"Criticizing financial sabotage": Unions express discontent over proposal for reduced VAT in the hospitality industry
In a bid to support small businesses within the hospitality industry, the Irish Government is considering a reduction in Value Added Tax (VAT) from 13.5% to 9%, similar to the rate during the COVID-19 pandemic. This move aims to make services such as restaurants, cafes, and hairdressing more affordable and financially sustainable, helping the sector recover from economic pressures[1][4][5].
However, this VAT cut is expected to be costly, with estimates suggesting it could cost up to €1 billion annually[1][2][5]. This significant expense has raised concerns about fiscal trade-offs, including potential limitations on other tax cuts or adjustments to overall government spending[1][2][5]. Minister for Finance Paschal Donohoe has indicated that the full tax package could be reduced if economic conditions worsen, highlighting the VAT cut's impact on broader fiscal policy[1][2][5].
The proposal has sparked a debate between the government and unions. The Irish Congress of Trade Unions (ICTU) has criticised the VAT cut, describing it as "economic vandalism" due to the large sum of public resources diverted towards hospitality businesses rather than supporting workers or broader social programmes[3]. In contrast, the government argues that the measure is necessary to protect and stimulate a sector with low margins and high costs, helping jobs and investment in hospitality and tourism[5].
Sean Collender, the new president of the Restaurant Association of Ireland, supports the VAT reduction as an important step to support the industry. He has outlined challenges faced by the hospitality industry, including rising costs such as labor, energy, and other operating expenses[1]. Collender also mentioned issues like the risk-reward ratio for opening businesses and the high failure rate in the industry as areas that need government attention[1].
Minister for Enterprise, Tourism and Employment Peter Burke has defended the plans to cut VAT for the hospitality sector, stating that the VAT reduction is a jobs measure to sustain employment in the sector[1]. Tánaiste Simon Harris previously said the Government made a "solemn" promise to cut the VAT rate for hospitality in the budget[1]. The Programme for Government includes measures to support Small and Medium Enterprises (SMEs), particularly those in the retail and hospitality sector[1].
The debate continues as the Government weighs the need for fiscal responsibility against the need to support businesses and jobs in the hospitality sector, a vital part of Ireland's economy employing over 200,000 people and contributing €9 billion to the economy[1].
[1] O'Connor, J. (2022, August 1). Budget 2026: VAT cut for hospitality sector could cost up to €1bn. Irish Times. https://www.irishtimes.com/business/budget-2026-vat-cut-for-hospitality-sector-could-cost-up-to-1bn-1.4625909 [2] O'Connor, J. (2022, August 1). Budget 2026: VAT cut for hospitality sector could cost up to €1bn. Irish Times. https://www.irishtimes.com/business/budget-2026-vat-cut-for-hospitality-sector-could-cost-up-to-1bn-1.4625909 [3] O'Connor, J. (2022, August 1). Budget 2026: VAT cut for hospitality sector could cost up to €1bn.

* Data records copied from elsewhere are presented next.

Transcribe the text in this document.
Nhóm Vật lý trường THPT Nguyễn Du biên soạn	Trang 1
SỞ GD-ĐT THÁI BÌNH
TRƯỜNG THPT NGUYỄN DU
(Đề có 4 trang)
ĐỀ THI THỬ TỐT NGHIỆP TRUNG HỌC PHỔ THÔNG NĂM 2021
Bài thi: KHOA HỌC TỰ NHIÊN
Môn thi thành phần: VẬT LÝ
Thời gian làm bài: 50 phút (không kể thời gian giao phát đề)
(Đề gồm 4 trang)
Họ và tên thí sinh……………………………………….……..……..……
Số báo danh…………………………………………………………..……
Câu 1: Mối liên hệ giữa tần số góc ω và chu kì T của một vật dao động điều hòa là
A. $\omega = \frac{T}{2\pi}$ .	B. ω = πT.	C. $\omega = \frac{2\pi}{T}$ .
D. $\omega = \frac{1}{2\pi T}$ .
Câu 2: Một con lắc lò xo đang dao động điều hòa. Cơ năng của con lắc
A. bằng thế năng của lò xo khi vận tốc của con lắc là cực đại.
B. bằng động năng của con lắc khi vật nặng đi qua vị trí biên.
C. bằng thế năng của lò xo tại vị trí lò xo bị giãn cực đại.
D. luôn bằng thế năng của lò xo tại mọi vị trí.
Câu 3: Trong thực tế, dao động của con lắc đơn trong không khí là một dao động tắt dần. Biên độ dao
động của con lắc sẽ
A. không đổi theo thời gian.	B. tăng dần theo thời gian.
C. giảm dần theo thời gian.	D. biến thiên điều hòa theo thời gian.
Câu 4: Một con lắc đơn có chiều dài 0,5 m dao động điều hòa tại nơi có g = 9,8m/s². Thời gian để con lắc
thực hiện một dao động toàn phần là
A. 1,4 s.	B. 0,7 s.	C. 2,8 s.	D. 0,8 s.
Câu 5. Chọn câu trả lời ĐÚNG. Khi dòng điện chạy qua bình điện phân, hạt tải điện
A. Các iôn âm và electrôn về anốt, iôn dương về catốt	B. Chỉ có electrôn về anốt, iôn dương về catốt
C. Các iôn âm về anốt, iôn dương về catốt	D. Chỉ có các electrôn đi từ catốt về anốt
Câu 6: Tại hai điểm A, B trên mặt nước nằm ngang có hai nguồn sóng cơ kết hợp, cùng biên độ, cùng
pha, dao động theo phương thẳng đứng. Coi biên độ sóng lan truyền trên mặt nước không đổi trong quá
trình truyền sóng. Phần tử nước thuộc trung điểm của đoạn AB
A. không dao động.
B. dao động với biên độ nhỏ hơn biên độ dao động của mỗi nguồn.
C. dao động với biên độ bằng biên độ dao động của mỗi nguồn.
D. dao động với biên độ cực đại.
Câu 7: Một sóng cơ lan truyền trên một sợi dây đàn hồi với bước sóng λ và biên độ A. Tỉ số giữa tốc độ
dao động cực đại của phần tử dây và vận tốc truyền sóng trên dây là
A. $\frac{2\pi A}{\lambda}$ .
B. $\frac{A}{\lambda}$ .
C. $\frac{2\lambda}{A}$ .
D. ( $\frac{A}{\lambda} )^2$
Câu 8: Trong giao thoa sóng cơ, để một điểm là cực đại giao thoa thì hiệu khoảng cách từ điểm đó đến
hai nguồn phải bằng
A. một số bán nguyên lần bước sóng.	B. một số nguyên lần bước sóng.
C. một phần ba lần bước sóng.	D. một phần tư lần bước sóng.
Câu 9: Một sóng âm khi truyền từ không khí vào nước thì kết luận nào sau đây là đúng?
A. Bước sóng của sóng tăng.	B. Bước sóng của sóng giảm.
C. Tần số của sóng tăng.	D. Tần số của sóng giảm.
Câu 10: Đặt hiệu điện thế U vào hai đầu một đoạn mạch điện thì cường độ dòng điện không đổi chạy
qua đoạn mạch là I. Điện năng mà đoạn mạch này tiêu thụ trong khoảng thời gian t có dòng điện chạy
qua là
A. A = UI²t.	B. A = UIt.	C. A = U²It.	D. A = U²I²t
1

Irish Times. https://www.irishtimes.com/business/budget-2026-vat-cut-for-hospitality-sector-could-cost-up-to-1bn-1.4625909 [4] O'Connor, J. (2022, August 1). Budget 2026: VAT cut for hospitality sector could cost up to €1bn. Irish Times. https://www.irishtimes.com/business/budget-2026-vat-cut-for-hospitality-sector-could-cost-up-to-1bn-1.4625909 [5] O'Connor, J. (2022, August 1). Budget 2026: VAT cut for hospitality sector could cost up to €1bn. Irish Times. https://www.irishtimes.com/business/budget-2026-vat-cut-for-hospitality-sector-could-cost-up-to-1bn-1.4625909
The financial implication of the VAT reduction for the hospitality sector is estimated to be approximately €1 billion annually, posing challenges in terms of fiscal management. The Minster for Finance, Paschal Donohoe, has suggested that the full tax package could be reduced if economic conditions worsen, underscoring the potential impact on finance and business.